Neural Networks

Author

Aaron Meyer

Why can’t simpler models handle this?

The feature space is high-dimensional: images + mechanical signals
The relevant structure is nonlinear: cell type isn’t linearly separable in raw pixel space
The “right” features are unknown a priori: handcrafted features miss what matters
Neural networks learn a hierarchy of features directly from the data

Contrast with logistic regression (linear decision boundary), PCA (linear structure), and even regularized regression. Each of those requires the right features to already exist. Neural networks discover the features themselves.

Neural Network Architecture

From Neurons to Networks

A single artificial neuron computes: \[a = \sigma\left(\sum_{i} w_i x_i + b\right) = \sigma(\mathbf{w}^\top \mathbf{x} + b)\]
- \(\mathbf{x}\): inputs; \(\mathbf{w}\): weights; \(b\): bias; \(\sigma\): activation function
A layer applies this operation to every neuron in parallel
A network stacks multiple layers: the output of one layer is the input to the next

The key is the nonlinear activation function σ. Without it, stacking layers would just be matrix multiplication—equivalent to a single linear layer. The nonlinearity is what allows deep networks to represent complex functions.

Feedforward network architecture

A fully connected feedforward network. Each node computes a weighted sum of its inputs, then applies an activation function.

Activation Functions

ReLU (rectified linear unit): sparse, fast to compute, avoids vanishing gradient—the default choice for hidden layers
Sigmoid: output in \((0,1)\)—useful for binary probability outputs
tanh: output in \((-1,1)\)—zero-centered, often used in recurrent networks

The choice of activation function matters a lot in practice. ReLU and its variants (leaky ReLU, GELU) dominate modern architectures. The key property is that the derivative is non-zero in at least some region—this allows gradients to flow during training.

Backpropagation

Backprop Is Reverse-Mode Autodiff

Recall from the autodifferentiation lecture:
- Reverse mode: one forward pass + one backward pass computes the gradient w.r.t. all parameters in \(O(1)\) function evaluations
- Cost ∝ cost of the forward pass, regardless of parameter number
Backpropagation is exactly reverse-mode autodiff applied to a neural network: \[\frac{\partial L}{\partial w_{ij}^{(\ell)}} = \frac{\partial L}{\partial a_j^{(\ell)}} \cdot \frac{\partial a_j^{(\ell)}}{\partial z_j^{(\ell)}} \cdot \frac{\partial z_j^{(\ell)}}{\partial w_{ij}^{(\ell)}}\] where \(z_j^{(\ell)} = \mathbf{w}_j^{(\ell)\top}\mathbf{a}^{(\ell-1)} + b_j^{(\ell)}\) and \(a_j^{(\ell)} = \sigma(z_j^{(\ell)})\)

This is the chain rule, applied layer by layer, moving backwards through the network. The “delta” terms are the error signals propagated from the output. Modern frameworks (PyTorch, JAX, TensorFlow) implement this automatically—you never write backprop by hand.
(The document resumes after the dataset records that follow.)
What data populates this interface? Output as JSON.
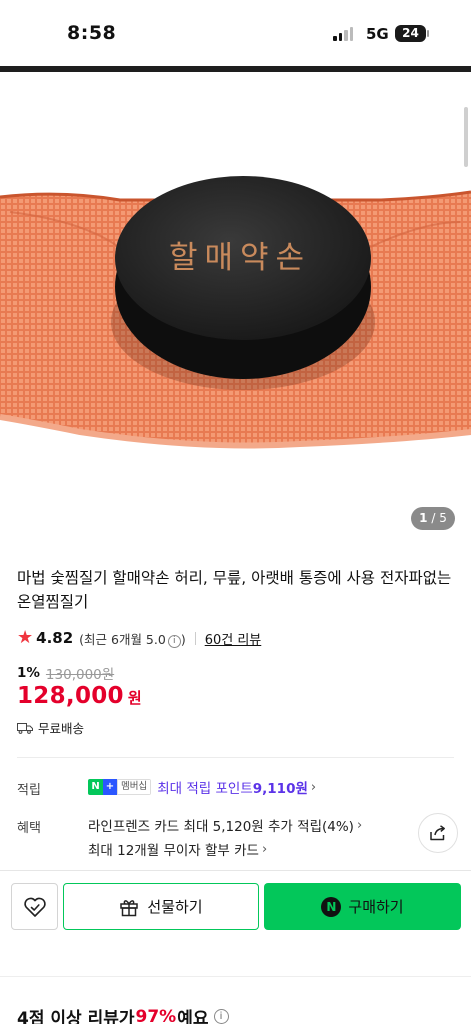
{
  "status_bar": {
    "time": "8:58",
    "network": "5G",
    "battery": "24"
  },
  "gallery": {
    "stone_text": "할매약손",
    "counter_current": "1",
    "counter_sep": " / ",
    "counter_total": "5"
  },
  "product": {
    "title": "마법 숯찜질기 할매약손 허리, 무릎, 아랫배 통증에 사용 전자파없는 온열찜질기",
    "rating": "4.82",
    "rating_recent": "(최근 6개월 5.0",
    "rating_recent_close": ")",
    "review_count": "60건 리뷰",
    "discount_rate": "1%",
    "original_price": "130,000원",
    "sale_price": "128,000",
    "sale_unit": "원",
    "shipping": "무료배송"
  },
  "benefits": {
    "points_label": "적립",
    "badge_n": "N",
    "badge_plus": "+",
    "badge_member": "멤버십",
    "points_text": "최대 적립 포인트 ",
    "points_value": "9,110원",
    "benefit_label": "혜택",
    "card_benefit": "라인프렌즈 카드 최대 5,120원 추가 적립(4%)",
    "installment": "최대 12개월 무이자 할부 카드"
  },
  "actions": {
    "gift_label": "선물하기",
    "buy_badge": "N",
    "buy_label": "구매하기"
  },
  "reviews": {
    "summary_prefix": "4점 이상 리뷰가 ",
    "summary_pct": "97%",
    "summary_suffix": "예요"
  },
  "colors": {
    "accent_green": "#03c75a",
    "price_red": "#e4002b",
    "points_purple": "#5b33e8",
    "mesh_orange": "#e87a52"
  }
}
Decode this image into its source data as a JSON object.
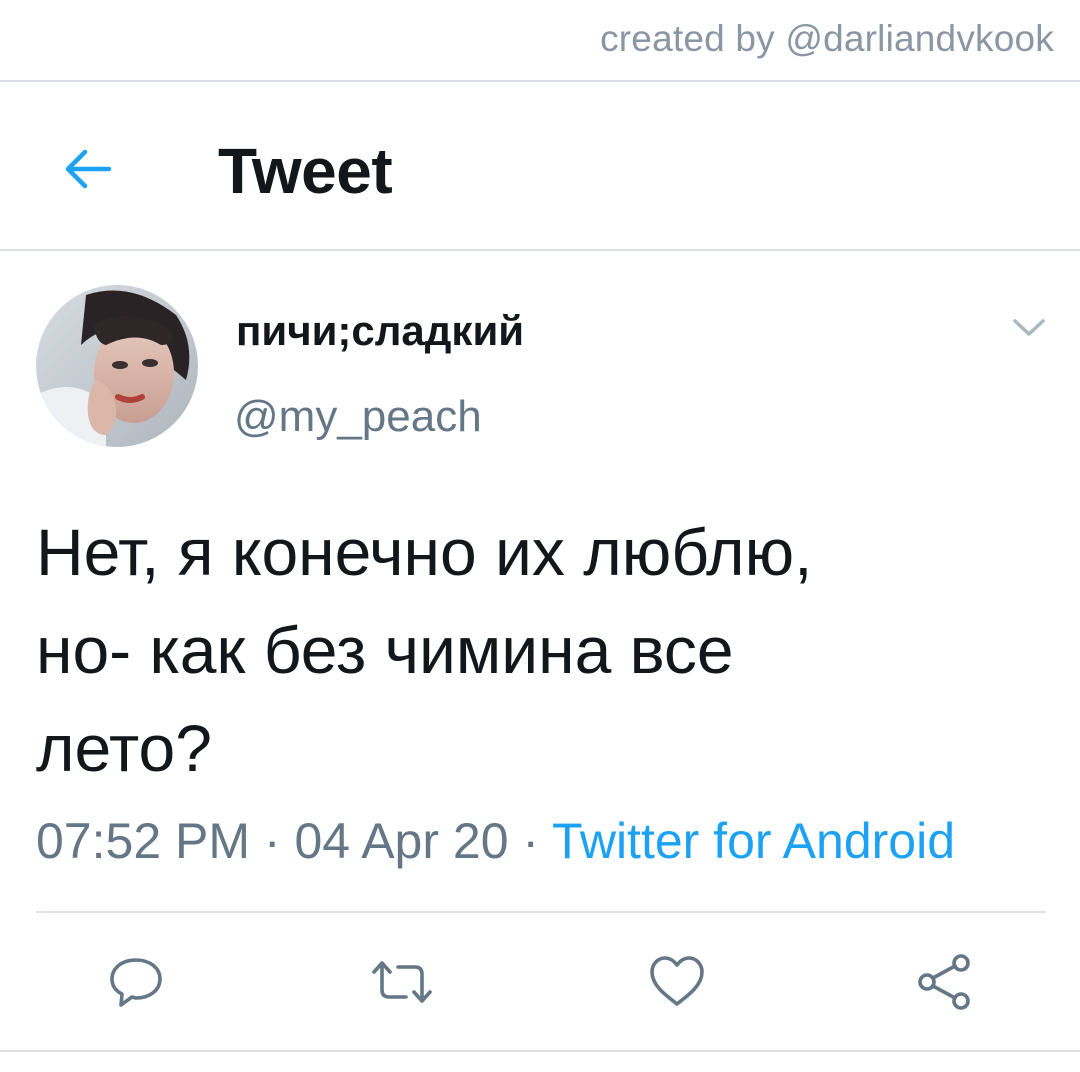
{
  "watermark": {
    "text": "created by @darliandvkook"
  },
  "header": {
    "title": "Tweet",
    "back_icon": "arrow-left-icon"
  },
  "tweet": {
    "author": {
      "display_name": "пичи;сладкий",
      "handle": "@my_peach",
      "avatar": "avatar-photo"
    },
    "text": "Нет, я конечно их люблю,\nно- как без чимина все\nлето?",
    "time": "07:52 PM",
    "separator": " · ",
    "date": "04 Apr 20",
    "source": "Twitter for Android",
    "menu_icon": "chevron-down-icon"
  },
  "actions": [
    {
      "name": "reply",
      "icon": "reply-icon"
    },
    {
      "name": "retweet",
      "icon": "retweet-icon"
    },
    {
      "name": "like",
      "icon": "heart-icon"
    },
    {
      "name": "share",
      "icon": "share-icon"
    }
  ],
  "colors": {
    "accent": "#1da1f2",
    "text_primary": "#14171a",
    "text_secondary": "#657786",
    "divider": "#d9dfe4",
    "icon_gray": "#657786"
  }
}
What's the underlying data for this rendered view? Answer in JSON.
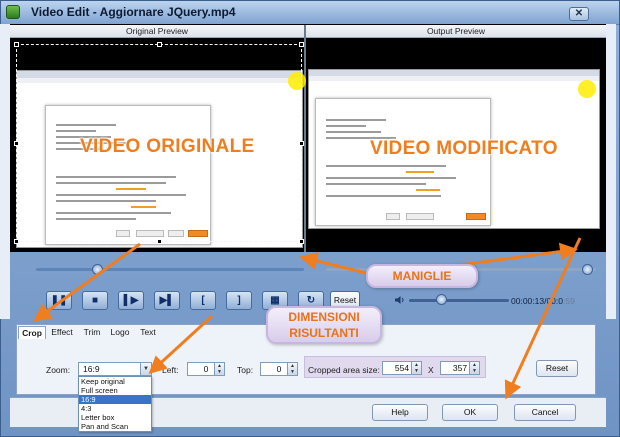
{
  "window": {
    "title": "Video Edit - Aggiornare JQuery.mp4",
    "close_label": "✕"
  },
  "preview": {
    "original_header": "Original Preview",
    "output_header": "Output Preview",
    "original_label": "VIDEO ORIGINALE",
    "output_label": "VIDEO MODIFICATO"
  },
  "playback": {
    "time_display": "00:00:13/00:0",
    "time_tail": ":59",
    "reset_label": "Reset"
  },
  "tabs": [
    {
      "label": "Crop",
      "active": true
    },
    {
      "label": "Effect",
      "active": false
    },
    {
      "label": "Trim",
      "active": false
    },
    {
      "label": "Logo",
      "active": false
    },
    {
      "label": "Text",
      "active": false
    }
  ],
  "crop": {
    "zoom_label": "Zoom:",
    "zoom_value": "16:9",
    "left_label": "Left:",
    "left_value": "0",
    "top_label": "Top:",
    "top_value": "0",
    "cropped_size_label": "Cropped area size:",
    "width_value": "554",
    "x_separator": "X",
    "height_value": "357",
    "reset_label": "Reset",
    "zoom_options": [
      "Keep original",
      "Full screen",
      "16:9",
      "4:3",
      "Letter box",
      "Pan and Scan"
    ],
    "zoom_selected": "16:9"
  },
  "footer": {
    "help_label": "Help",
    "ok_label": "OK",
    "cancel_label": "Cancel"
  },
  "annotations": {
    "handles_callout": "MANIGLIE",
    "dimensions_callout": "DIMENSIONI\nRISULTANTI"
  },
  "colors": {
    "annotation_orange": "#f07d1e",
    "callout_bg": "#e3dbf0",
    "selection_blue": "#3b73c8"
  },
  "icons": [
    "video-app-icon",
    "play-icon",
    "stop-icon",
    "next-frame-icon",
    "bracket-left-icon",
    "bracket-right-icon",
    "snapshot-icon",
    "rotate-icon",
    "speaker-icon"
  ]
}
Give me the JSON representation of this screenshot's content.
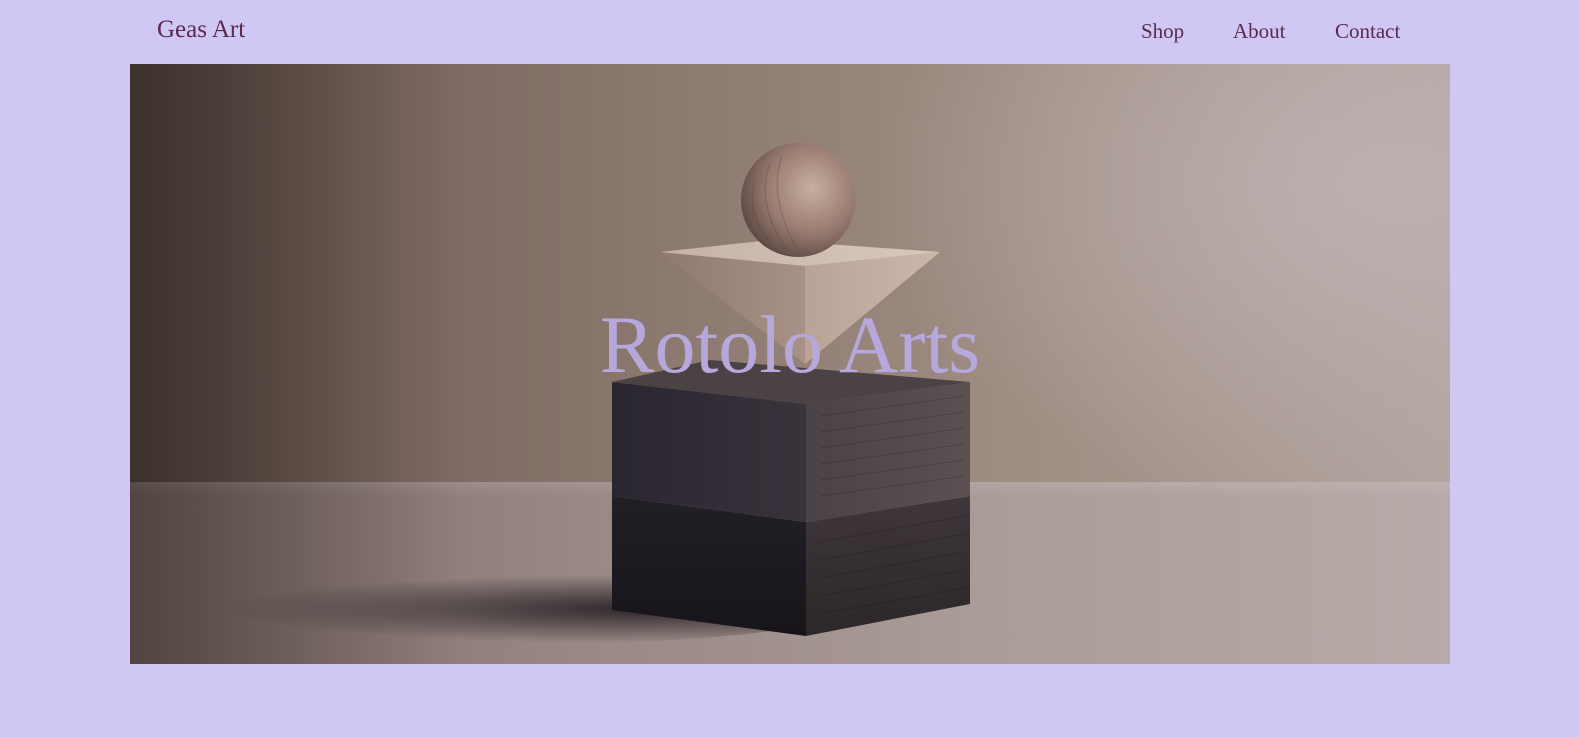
{
  "header": {
    "brand": "Geas Art",
    "nav": [
      {
        "label": "Shop"
      },
      {
        "label": "About"
      },
      {
        "label": "Contact"
      }
    ]
  },
  "hero": {
    "title": "Rotolo Arts",
    "image": "geometric-wood-sculpture"
  },
  "colors": {
    "page_background": "#d1c7f4",
    "text": "#5a2a4f",
    "hero_title": "#b7a8dc"
  }
}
The connection to autodiff is important: backprop is not a special algorithm unique to neural networks. It is a special case of reverse-mode AD applied to a specific computational graph. JAX’s jax.grad computes this for any function, not just neural networks.

Training loop in practice

import jax
import jax.numpy as jnp
import optax  # gradient-based optimizers

# Define network forward pass
def predict(params, x):
    for W, b in params[:-1]:
        x = jax.nn.relu(x @ W + b)
    W, b = params[-1]
    return x @ W + b

# Loss function
def loss_fn(params, x_batch, y_batch):
    preds = predict(params, x_batch)
    return jnp.mean((preds - y_batch) ** 2)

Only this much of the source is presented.